As I was driving home after last week’s class, I spent a lot of the drive (2 hours) thinking about our discussion of the Beloit Mindset List. (I also spent a few brief moments of semi-terror dodging deer, ‘possums, and skunks, but that’s another story.) One of my main conclusions was a point that was made in class, which was that the List Keepers could cut out a lot of the trivia – pop culture – and have a better list. According to the Beloit College Mindset website: “The Mindset List was created at BeloitCollege in 1998 to reflect the world view of entering first year students.” So, an obvious question is: Do the colors of M&M’s reflect this world view?

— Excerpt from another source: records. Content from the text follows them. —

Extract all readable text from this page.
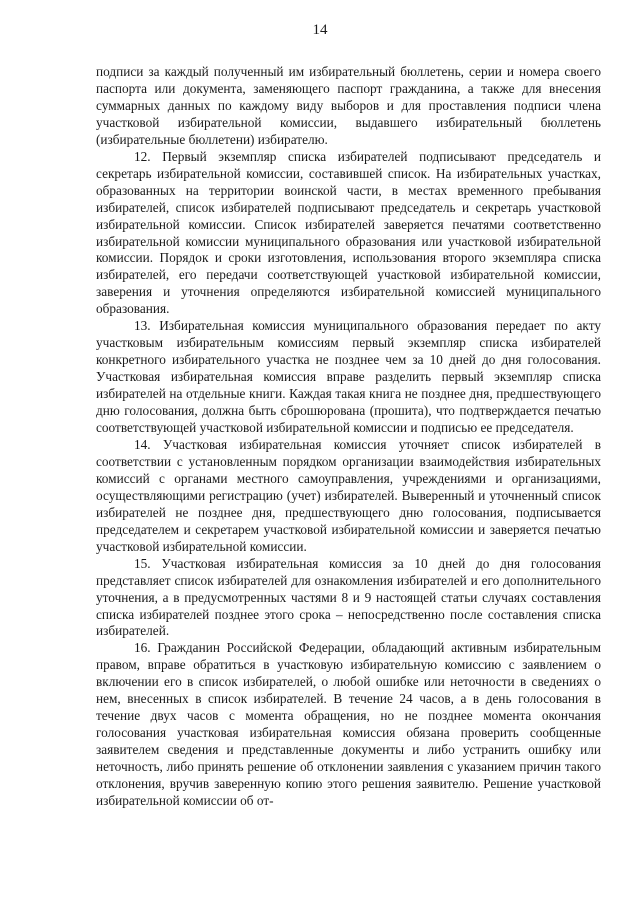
14

подписи за каждый полученный им избирательный бюллетень, серии и номера своего паспорта или документа, заменяющего паспорт гражданина, а также для внесения суммарных данных по каждому виду выборов и для проставления подписи члена участковой избирательной комиссии, выдавшего избирательный бюллетень (избирательные бюллетени) избирателю.

12. Первый экземпляр списка избирателей подписывают председатель и секретарь избирательной комиссии, составившей список. На избирательных участках, образованных на территории воинской части, в местах временного пребывания избирателей, список избирателей подписывают председатель и секретарь участковой избирательной комиссии. Список избирателей заверяется печатями соответственно избирательной комиссии муниципального образования или участковой избирательной комиссии. Порядок и сроки изготовления, использования второго экземпляра списка избирателей, его передачи соответствующей участковой избирательной комиссии, заверения и уточнения определяются избирательной комиссией муниципального образования.

13. Избирательная комиссия муниципального образования передает по акту участковым избирательным комиссиям первый экземпляр списка избирателей конкретного избирательного участка не позднее чем за 10 дней до дня голосования. Участковая избирательная комиссия вправе разделить первый экземпляр списка избирателей на отдельные книги. Каждая такая книга не позднее дня, предшествующего дню голосования, должна быть сброшюрована (прошита), что подтверждается печатью соответствующей участковой избирательной комиссии и подписью ее председателя.

14. Участковая избирательная комиссия уточняет список избирателей в соответствии с установленным порядком организации взаимодействия избирательных комиссий с органами местного самоуправления, учреждениями и организациями, осуществляющими регистрацию (учет) избирателей. Выверенный и уточненный список избирателей не позднее дня, предшествующего дню голосования, подписывается председателем и секретарем участковой избирательной комиссии и заверяется печатью участковой избирательной комиссии.

15. Участковая избирательная комиссия за 10 дней до дня голосования представляет список избирателей для ознакомления избирателей и его дополнительного уточнения, а в предусмотренных частями 8 и 9 настоящей статьи случаях составления списка избирателей позднее этого срока – непосредственно после составления списка избирателей.

16. Гражданин Российской Федерации, обладающий активным избирательным правом, вправе обратиться в участковую избирательную комиссию с заявлением о включении его в список избирателей, о любой ошибке или неточности в сведениях о нем, внесенных в список избирателей. В течение 24 часов, а в день голосования в течение двух часов с момента обращения, но не позднее момента окончания голосования участковая избирательная комиссия обязана проверить сообщенные заявителем сведения и представленные документы и либо устранить ошибку или неточность, либо принять решение об отклонении заявления с указанием причин такого отклонения, вручив заверенную копию этого решения заявителю. Решение участковой избирательной комиссии об от-
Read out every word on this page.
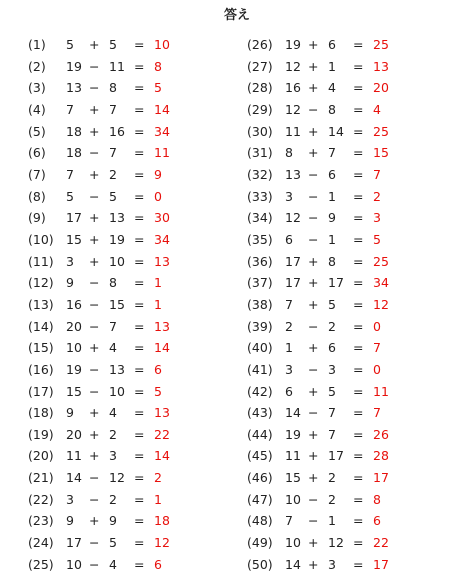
答え
(1) 5 + 5 = 10
(2) 19 − 11 = 8
(3) 13 − 8 = 5
(4) 7 + 7 = 14
(5) 18 + 16 = 34
(6) 18 − 7 = 11
(7) 7 + 2 = 9
(8) 5 − 5 = 0
(9) 17 + 13 = 30
(10) 15 + 19 = 34
(11) 3 + 10 = 13
(12) 9 − 8 = 1
(13) 16 − 15 = 1
(14) 20 − 7 = 13
(15) 10 + 4 = 14
(16) 19 − 13 = 6
(17) 15 − 10 = 5
(18) 9 + 4 = 13
(19) 20 + 2 = 22
(20) 11 + 3 = 14
(21) 14 − 12 = 2
(22) 3 − 2 = 1
(23) 9 + 9 = 18
(24) 17 − 5 = 12
(25) 10 − 4 = 6
(26) 19 + 6 = 25
(27) 12 + 1 = 13
(28) 16 + 4 = 20
(29) 12 − 8 = 4
(30) 11 + 14 = 25
(31) 8 + 7 = 15
(32) 13 − 6 = 7
(33) 3 − 1 = 2
(34) 12 − 9 = 3
(35) 6 − 1 = 5
(36) 17 + 8 = 25
(37) 17 + 17 = 34
(38) 7 + 5 = 12
(39) 2 − 2 = 0
(40) 1 + 6 = 7
(41) 3 − 3 = 0
(42) 6 + 5 = 11
(43) 14 − 7 = 7
(44) 19 + 7 = 26
(45) 11 + 17 = 28
(46) 15 + 2 = 17
(47) 10 − 2 = 8
(48) 7 − 1 = 6
(49) 10 + 12 = 22
(50) 14 + 3 = 17
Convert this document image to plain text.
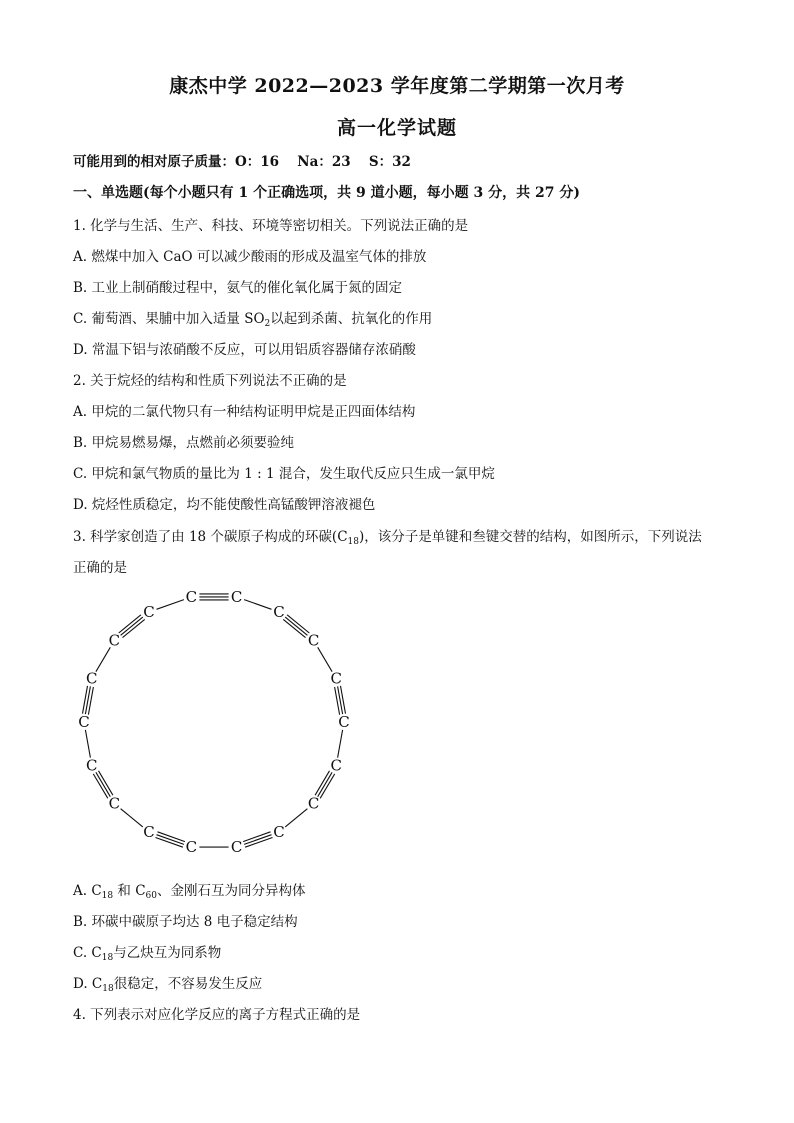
康杰中学 2022—2023 学年度第二学期第一次月考
高一化学试题
可能用到的相对原子质量：O：16　 Na：23　 S：32
一、单选题(每个小题只有 1 个正确选项，共 9 道小题，每小题 3 分，共 27 分)
1. 化学与生活、生产、科技、环境等密切相关。下列说法正确的是
A. 燃煤中加入 CaO 可以减少酸雨的形成及温室气体的排放
B. 工业上制硝酸过程中，氨气的催化氧化属于氮的固定
C. 葡萄酒、果脯中加入适量 $SO_2$以起到杀菌、抗氧化的作用
D. 常温下铝与浓硝酸不反应，可以用铝质容器储存浓硝酸
2. 关于烷烃的结构和性质下列说法不正确的是
A. 甲烷的二氯代物只有一种结构证明甲烷是正四面体结构
B. 甲烷易燃易爆，点燃前必须要验纯
C. 甲烷和氯气物质的量比为 1 : 1 混合，发生取代反应只生成一氯甲烷
D. 烷烃性质稳定，均不能使酸性高锰酸钾溶液褪色
3. 科学家创造了由 18 个碳原子构成的环碳$(C_{18})$，该分子是单键和叁键交替的结构，如图所示，下列说法
正确的是
C C
C
C
C
C
C
C
C
C
C
C
C
C
C
C
C
C
A. $C_{18}$ 和 $C_{60}$、金刚石互为同分异构体
B. 环碳中碳原子均达 8 电子稳定结构
C. $C_{18}$与乙炔互为同系物
D. $C_{18}$很稳定，不容易发生反应
4. 下列表示对应化学反应的离子方程式正确的是
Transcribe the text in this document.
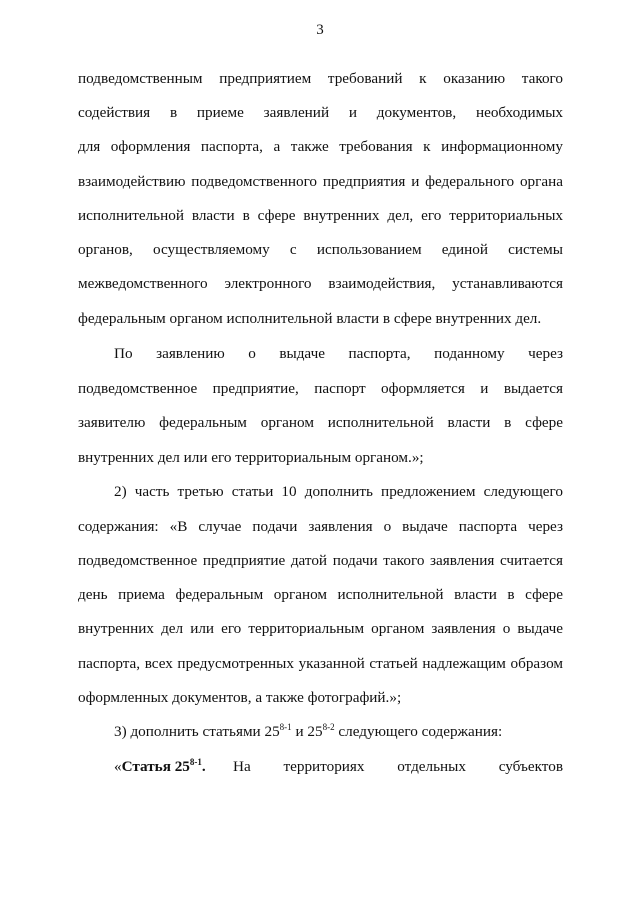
3
подведомственным предприятием требований к оказанию такого
содействия в приеме заявлений и документов, необходимых
для оформления паспорта, а также требования к информационному
взаимодействию подведомственного предприятия и федерального органа
исполнительной власти в сфере внутренних дел, его территориальных
органов, осуществляемому с использованием единой системы
межведомственного электронного взаимодействия, устанавливаются
федеральным органом исполнительной власти в сфере внутренних дел.
По заявлению о выдаче паспорта, поданному через
подведомственное предприятие, паспорт оформляется и выдается
заявителю федеральным органом исполнительной власти в сфере
внутренних дел или его территориальным органом.»;
2) часть третью статьи 10 дополнить предложением следующего
содержания: «В случае подачи заявления о выдаче паспорта через
подведомственное предприятие датой подачи такого заявления считается
день приема федеральным органом исполнительной власти в сфере
внутренних дел или его территориальным органом заявления о выдаче
паспорта, всех предусмотренных указанной статьей надлежащим образом
оформленных документов, а также фотографий.»;
3) дополнить статьями 25$^{8-1}$ и 25$^{8-2}$ следующего содержания:
«Статья 25$^{8-1}$. На территориях отдельных субъектов
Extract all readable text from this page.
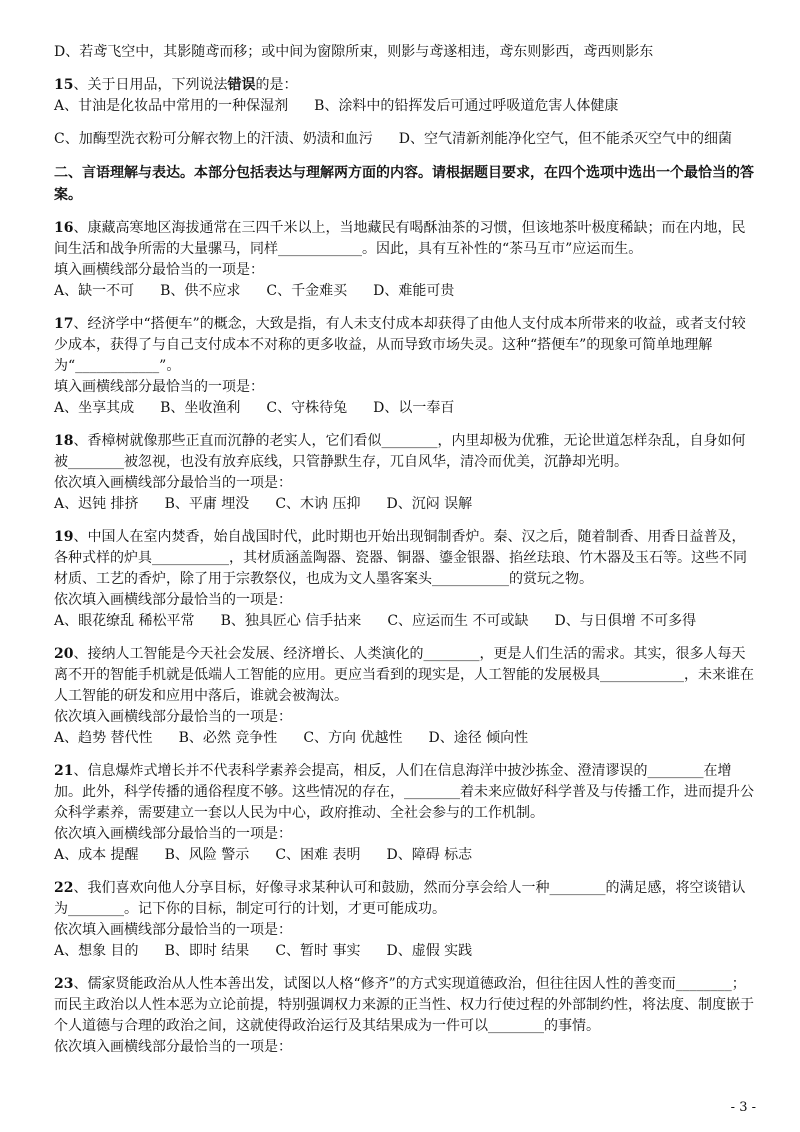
D、若鸢飞空中，其影随鸢而移；或中间为窗隙所束，则影与鸢遂相违，鸢东则影西，鸢西则影东
15、关于日用品，下列说法错误的是：
A、甘油是化妆品中常用的一种保湿剂 B、涂料中的铅挥发后可通过呼吸道危害人体健康
C、加酶型洗衣粉可分解衣物上的汗渍、奶渍和血污 D、空气清新剂能净化空气，但不能杀灭空气中的细菌
二、言语理解与表达。本部分包括表达与理解两方面的内容。请根据题目要求，在四个选项中选出一个最恰当的答案。
16、康藏高寒地区海拔通常在三四千米以上，当地藏民有喝酥油茶的习惯，但该地茶叶极度稀缺；而在内地，民间生活和战争所需的大量骡马，同样____________。因此，具有互补性的“茶马互市”应运而生。
填入画横线部分最恰当的一项是：
A、缺一不可 B、供不应求 C、千金难买 D、难能可贵
17、经济学中“搭便车”的概念，大致是指，有人未支付成本却获得了由他人支付成本所带来的收益，或者支付较少成本，获得了与自己支付成本不对称的更多收益，从而导致市场失灵。这种“搭便车”的现象可简单地理解为“____________”。
填入画横线部分最恰当的一项是：
A、坐享其成 B、坐收渔利 C、守株待兔 D、以一奉百
18、香樟树就像那些正直而沉静的老实人，它们看似________，内里却极为优雅，无论世道怎样杂乱，自身如何被________被忽视，也没有放弃底线，只管静默生存，兀自风华，清冷而优美，沉静却光明。
依次填入画横线部分最恰当的一项是：
A、迟钝 排挤 B、平庸 埋没 C、木讷 压抑 D、沉闷 误解
19、中国人在室内焚香，始自战国时代，此时期也开始出现铜制香炉。秦、汉之后，随着制香、用香日益普及，各种式样的炉具___________，其材质涵盖陶器、瓷器、铜器、鎏金银器、掐丝珐琅、竹木器及玉石等。这些不同材质、工艺的香炉，除了用于宗教祭仪，也成为文人墨客案头___________的赏玩之物。
依次填入画横线部分最恰当的一项是：
A、眼花缭乱 稀松平常 B、独具匠心 信手拈来 C、应运而生 不可或缺 D、与日俱增 不可多得
20、接纳人工智能是今天社会发展、经济增长、人类演化的________，更是人们生活的需求。其实，很多人每天离不开的智能手机就是低端人工智能的应用。更应当看到的现实是，人工智能的发展极具____________，未来谁在人工智能的研发和应用中落后，谁就会被淘汰。
依次填入画横线部分最恰当的一项是：
A、趋势 替代性 B、必然 竞争性 C、方向 优越性 D、途径 倾向性
21、信息爆炸式增长并不代表科学素养会提高，相反，人们在信息海洋中披沙拣金、澄清谬误的________在增加。此外，科学传播的通俗程度不够。这些情况的存在，________着未来应做好科学普及与传播工作，进而提升公众科学素养，需要建立一套以人民为中心，政府推动、全社会参与的工作机制。
依次填入画横线部分最恰当的一项是：
A、成本 提醒 B、风险 警示 C、困难 表明 D、障碍 标志
22、我们喜欢向他人分享目标，好像寻求某种认可和鼓励，然而分享会给人一种________的满足感，将空谈错认为________。记下你的目标，制定可行的计划，才更可能成功。
依次填入画横线部分最恰当的一项是：
A、想象 目的 B、即时 结果 C、暂时 事实 D、虚假 实践
23、儒家贤能政治从人性本善出发，试图以人格“修齐”的方式实现道德政治，但往往因人性的善变而________；而民主政治以人性本恶为立论前提，特别强调权力来源的正当性、权力行使过程的外部制约性，将法度、制度嵌于个人道德与合理的政治之间，这就使得政治运行及其结果成为一件可以________的事情。
依次填入画横线部分最恰当的一项是：
- 3 -
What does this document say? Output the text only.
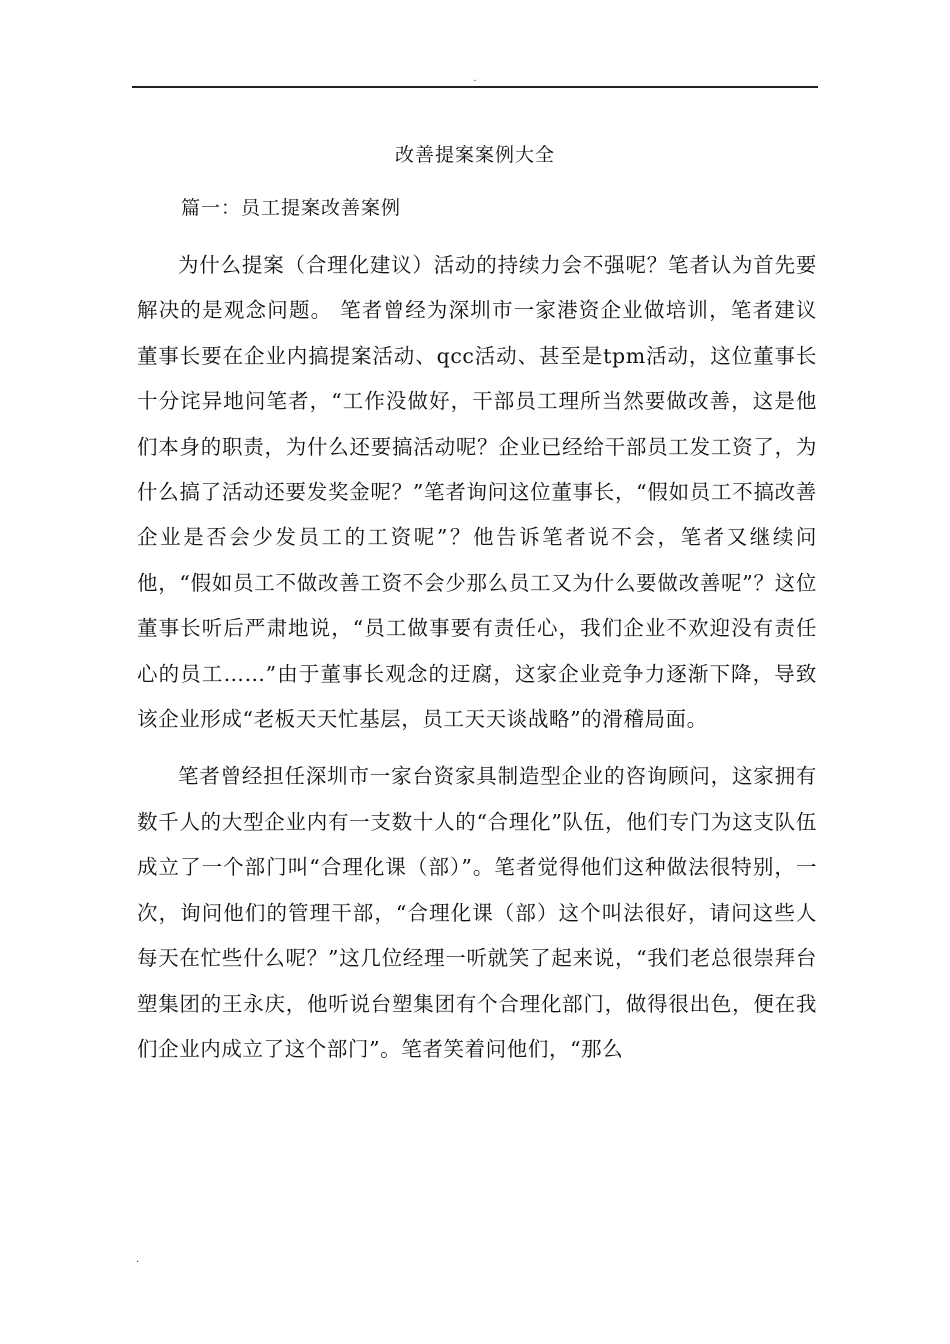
.
改善提案案例大全
篇一：员工提案改善案例

为什么提案（合理化建议）活动的持续力会不强呢？笔者认为首先要解决的是观念问题。 笔者曾经为深圳市一家港资企业做培训，笔者建议董事长要在企业内搞提案活动、qcc活动、甚至是tpm活动，这位董事长十分诧异地问笔者，“工作没做好，干部员工理所当然要做改善，这是他们本身的职责，为什么还要搞活动呢？企业已经给干部员工发工资了，为什么搞了活动还要发奖金呢？”笔者询问这位董事长，“假如员工不搞改善企业是否会少发员工的工资呢”？他告诉笔者说不会，笔者又继续问他，“假如员工不做改善工资不会少那么员工又为什么要做改善呢”？这位董事长听后严肃地说，“员工做事要有责任心，我们企业不欢迎没有责任心的员工……”由于董事长观念的迂腐，这家企业竞争力逐渐下降，导致该企业形成“老板天天忙基层，员工天天谈战略”的滑稽局面。

笔者曾经担任深圳市一家台资家具制造型企业的咨询顾问，这家拥有数千人的大型企业内有一支数十人的“合理化”队伍，他们专门为这支队伍成立了一个部门叫“合理化课（部）”。笔者觉得他们这种做法很特别，一次，询问他们的管理干部，“合理化课（部）这个叫法很好，请问这些人每天在忙些什么呢？”这几位经理一听就笑了起来说，“我们老总很崇拜台塑集团的王永庆，他听说台塑集团有个合理化部门，做得很出色，便在我们企业内成立了这个部门”。笔者笑着问他们，“那么

.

Another thought that I had concerned truly earth-shaking events that can shape a generation’s mindset. And here I have to warn you – I happen to be a time traveler from a world that is way in the past and long gone. I can barely remember, as a pre-schooler, President Harry Truman!
And, therefore, I can certainly remember JFK. The point I want to make ties into another comment made in class. Yes, you can study history and learn about some of the events that have shaped generations; but reading about these events can’t convey the emotions that the individuals experienced that lived through the events. And those experienced emotions shape a person in a way that reading can’t. Everybody over the age of 4 in 1963 remembers exactly where they were when they heard the news that JFK was dead because it was THAT incomprehensible, shocking, scary, etc. Raw emotions. A generation later, who remembers where they were when they read about it? For me, the same thing applies to the assassination of President McKinley in, I’ve read, 1901. I’ve read that people of that era were similarly shocked, but it doesn’t shock me.
Think of the people of the next generation reading about 9/11. 9/11 what?